La esposa movía amargamente la cabeza: sabía que esta actividad del doctor nunca moriría por falta de alimento; jamás, hasta la muerte de ese hombre, un intervalo de reposo, en el cual, desocupado y ocioso, el doctor pudiera entregarle el don total de algunos instantes. No creía que esto fuera posible; no sabía que el amor, aun en las vidas más ocupadas, sabe cavarse su lugar; hasta un hombre de Estado, sobrecargado de trabajo, detiene el mundo cuando llega el momento de reunirse con su amante. Esta ignorancia le impedía sufrir. A pesar de que ella conocía esa clase de amor que consiste en acosar a un ser inaccesible que nunca da la cara, su misma impotencia para lograr de él una sola mirada de atención, le impedía imaginarse que el doctor pudiera ser distinto con otra mujer. No, no quería creer que pudiera existir otra mujer capaz de atraer al doctor más allá de ese mundo incomprensible de estadísticas, investigaciones donde se acumulan manchas de sangre o de pus sujetas entre dos vasos, y pasarían muchos años antes de que ella descubriera que muchas tardes el laboratorio había permanecido desierto, los enfermos habían esperado en vano a aquel que los aliviaría de sus dolencias: en un salón sombrío prefería quedarse inmóvil, el rostro vuelto hacia una mujer tendida.

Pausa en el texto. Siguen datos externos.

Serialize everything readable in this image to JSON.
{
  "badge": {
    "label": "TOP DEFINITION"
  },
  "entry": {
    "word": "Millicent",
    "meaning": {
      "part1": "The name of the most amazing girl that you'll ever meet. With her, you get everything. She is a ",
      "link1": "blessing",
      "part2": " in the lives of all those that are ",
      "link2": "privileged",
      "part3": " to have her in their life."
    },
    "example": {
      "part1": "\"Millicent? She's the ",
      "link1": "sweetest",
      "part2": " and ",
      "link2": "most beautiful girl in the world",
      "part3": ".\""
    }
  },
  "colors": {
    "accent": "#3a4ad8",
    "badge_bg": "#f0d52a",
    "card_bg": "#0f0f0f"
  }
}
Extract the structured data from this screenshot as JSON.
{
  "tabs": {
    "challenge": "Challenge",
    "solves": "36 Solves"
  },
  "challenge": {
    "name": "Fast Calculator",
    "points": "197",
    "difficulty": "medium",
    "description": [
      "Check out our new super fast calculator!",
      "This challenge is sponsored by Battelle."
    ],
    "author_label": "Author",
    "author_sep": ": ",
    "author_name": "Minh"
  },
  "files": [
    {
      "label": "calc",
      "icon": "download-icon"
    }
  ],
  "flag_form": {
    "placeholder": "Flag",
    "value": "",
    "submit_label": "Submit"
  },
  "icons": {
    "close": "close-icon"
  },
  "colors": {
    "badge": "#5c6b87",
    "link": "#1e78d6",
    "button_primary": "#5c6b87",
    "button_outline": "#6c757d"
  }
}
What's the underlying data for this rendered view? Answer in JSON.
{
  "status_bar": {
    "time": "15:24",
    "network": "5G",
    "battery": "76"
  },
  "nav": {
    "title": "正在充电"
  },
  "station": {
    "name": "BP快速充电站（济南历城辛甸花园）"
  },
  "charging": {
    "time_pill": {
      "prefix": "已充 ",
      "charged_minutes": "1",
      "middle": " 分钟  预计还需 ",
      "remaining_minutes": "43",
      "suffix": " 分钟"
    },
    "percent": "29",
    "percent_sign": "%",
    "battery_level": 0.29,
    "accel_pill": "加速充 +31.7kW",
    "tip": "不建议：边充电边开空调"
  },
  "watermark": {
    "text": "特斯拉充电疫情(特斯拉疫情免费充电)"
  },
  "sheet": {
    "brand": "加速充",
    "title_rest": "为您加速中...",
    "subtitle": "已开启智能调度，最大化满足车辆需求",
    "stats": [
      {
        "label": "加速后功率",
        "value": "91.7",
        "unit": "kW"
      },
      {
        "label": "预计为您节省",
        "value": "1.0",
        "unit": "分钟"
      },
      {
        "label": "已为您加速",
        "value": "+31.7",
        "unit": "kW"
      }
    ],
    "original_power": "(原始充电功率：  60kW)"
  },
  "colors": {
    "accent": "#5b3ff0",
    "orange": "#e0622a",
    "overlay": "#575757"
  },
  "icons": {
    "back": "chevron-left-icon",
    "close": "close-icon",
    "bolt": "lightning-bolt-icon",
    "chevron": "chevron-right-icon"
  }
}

Para poder fabricarse, dentro de sus laboriosos días, esos espacios secretos, el doctor tenía que redoblar su actividad; despejaba su camino de obstáculos para alcanzar, al fin, ese tiempo de contemplación y de amoroso silencio donde una prolongada mirada satisfacía su deseo. A veces, muy cerca de esa hora esperada, recibía un mensaje de María Cross: ya no era libre; el hombre del cual dependía concertó una velada en un restaurante del arrabal; el doctor no habría sido capaz de seguir viviendo si, al término de la carta, María Cross no le hubiera propuesto otro día.